Technical Program

Paper Detail

Paper ID	E-2-3.5
Paper Title	REDUCTION OF SPEECH DATA POSTERIORGRAMS BY COMPRESSING MAXIMUM-LIKELIHOOD STATE SEQUENCES IN QUERY BY EXAMPLE
Authors	Takashi Yokota, Kazunori Kojima, Iwate Prefectural University, Japan; Shi-wook Lee, National Institute of Advanced Industrial Science and Technology, Japan; Yoshiaki Itoh, Iwate Prefectural University, Japan
Session	E-2-3: Speech Recognition
Time	Wednesday, 09 December, 17:15 - 19:15
Presentation Time:	Wednesday, 09 December, 18:15 - 18:30 Check your Time Zone
	All times are in New Zealand Time (UTC +13)

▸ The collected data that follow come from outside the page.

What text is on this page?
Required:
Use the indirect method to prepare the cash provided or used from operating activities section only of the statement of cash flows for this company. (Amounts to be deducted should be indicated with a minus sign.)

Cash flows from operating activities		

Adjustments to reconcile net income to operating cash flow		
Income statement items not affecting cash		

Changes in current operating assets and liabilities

Topic	Speech, Language, and Audio (SLA):
Abstract	Spoken term detection (STD) has been a hot topic in speech retrieval researches. STD is a task of finding matched sections in speech data with a query consisting of one or more words. Query-by-example (QbE) has also been an important research in STD, and uses spoken queries. Although the use of posteriorgrams [1][2] that are sequences of output probabilities generated by deep neural networks from speech data is a promising way in QbE, it requires a long retrieval time and a large amount of memory space for posteriorgrams of speech data. We have proposed the method that replaces posteriorgrams of a spoken query to a sequence of a state number of Triphone Hidden Markov Models (HMM) and omits the calculation of the local distance. Though the method realized the large reduction of the retrieval time, it still requires a large amount of memory space to store the posteriorgrams of speech data. The paper, therefore, proposes a method to reduce memory space and the retrieval time by compressing posteriorgrams of speech data into sets of posterior probability vectors for each utterance, each speech document or all speech data instead of holding all posterior probability vectors for each frame of speech data.